Dünyalık ile ahiret arasına ilk sıkışan sen ve ben değiliz.
Hakk’ tealaya yakınlaştıkça iki arada bir derede kalmak her nefisin kaderidir. Allah rızasını arayan şeytana ve nefsine rağmen ibadet eder, haramdan el etek çeker. Nefse zor gelmesi kadar doğal ne olabilir ki. Cahil nefis eğitilmeye başlayınca tabiatı gereği feryadı basacak elbet. Okula gitmek istemeyen çocuk, işe gitmek istemeyen genç, sürünse bile ölmekten korkan yaşlı misali bilmediği her şeyden korkacak ve kaçınmak isteyecektir.
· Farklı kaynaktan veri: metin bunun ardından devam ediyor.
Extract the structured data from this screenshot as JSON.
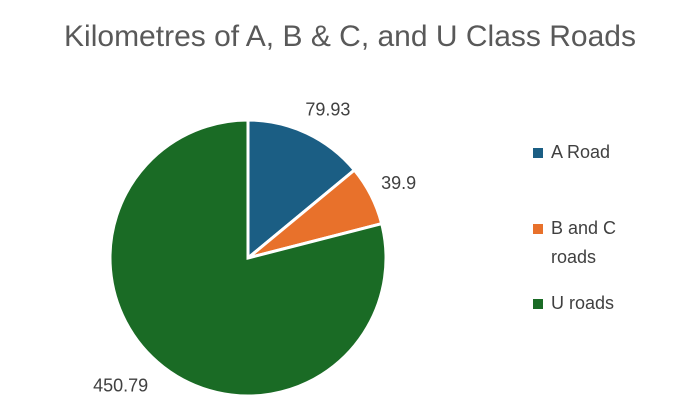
{
  "chart_data": {
    "type": "pie",
    "title": "Kilometres of A, B & C, and U Class Roads",
    "categories": [
      "A Road",
      "B and C roads",
      "U roads"
    ],
    "values": [
      79.93,
      39.9,
      450.79
    ],
    "colors": [
      "#1b5e84",
      "#e8712b",
      "#1a6b25"
    ],
    "legend": "right"
  }
}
Ama nafile, herşey aslına rücu edecek, isteyerek ve zorla geldiği âleme dönecek, çabalasa da değirmene gidecektir.
Emaneti kabul eden insan cahildir,nefsine zalimdir...Ya günahının cezasını çekecek ya meşakkatin karşılığı cennetine gidecektir.Başka bir yol yok ki sana önerebileyim..
Mana erlerinden biri, görev kendisine tevdi edilince altında ezilir ve efendimize sığınır, yalvarır, imdat et, ne yapmalıyım, nasıl yapmalıyım efendim. O gece rüyasına teşrif eden mübarek ’’Şeriatımdan başka bir yol yok evladım’’buyurur.
Kuran rehberin olsun. Allah yardımcın... Dualarım seninle.